Can I assume this behaviour survives a reboot?
-
@stephenw10 Correct, the server has been rebooted several times to no avail. I will find some time today to reinstall it from scratch, without dragging any previous config.xml, to see if behaviour persists on a fresh install. I will report back later today.
Thanks again for your time and dedication!
-
Yeah, I really like to know what's causing that. Must be something very obscure as I see almost zero references to it.
-
@stephenw10 I have just reinstalled the system, and zero-to-ping works well after disabling igb0/igb1, enabling ix0/ix1, and setting static IP and gateway for the relevant WAN interface. This means the problem lies in my restored config.xml, which seems to be breaking things although it comes from another functional system which is in production. The other system is virtualised, and not a dedicated environment, so I only changed "vtnet0" for "ix0" in the ported config.xml, but perhaps additional changes are needed.
I will try to restore a couple of config.xml's to see if results differ, and if it still breaks I will manually configure this system. It would be great to know the exact cause of the issue though!

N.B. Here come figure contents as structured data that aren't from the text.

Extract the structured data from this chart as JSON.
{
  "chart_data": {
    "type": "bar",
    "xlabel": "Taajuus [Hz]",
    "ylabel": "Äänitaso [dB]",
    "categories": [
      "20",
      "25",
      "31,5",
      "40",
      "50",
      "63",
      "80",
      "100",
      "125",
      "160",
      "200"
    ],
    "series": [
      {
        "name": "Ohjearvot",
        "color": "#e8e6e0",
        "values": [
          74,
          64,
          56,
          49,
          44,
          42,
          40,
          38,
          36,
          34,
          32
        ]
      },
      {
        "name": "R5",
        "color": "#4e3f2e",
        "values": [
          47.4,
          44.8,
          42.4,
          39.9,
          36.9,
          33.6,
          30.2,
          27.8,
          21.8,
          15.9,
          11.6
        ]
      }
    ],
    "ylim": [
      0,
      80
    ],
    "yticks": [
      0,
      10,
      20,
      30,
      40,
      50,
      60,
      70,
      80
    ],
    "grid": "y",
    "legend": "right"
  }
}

Thanks again for your assistance and dedication. I will post again if I have additional findings which are relevant.
-
@stephenw10 More wizardry. So, before reinstalling the system, I downloaded the config.xml. Now, after reinstalling it I restored exactly the same config.xml (no changes at all!), and now everything works: ping and nslookup, updates, etc. So I cannot confirm my config.xml was at fault!
The good thing is that everything works now, and no manual configuration is required (phew...). The bad side is that we do not know what was (seriously) wrong. But maybe instead of spending 3 days troubleshooting, next time I could try to reinstall first, and if the same result happens, then troubleshoot. A learning experience :D.
Thanks again!
-
Hmm, so something dynamic that survives a reboot but is not in the config.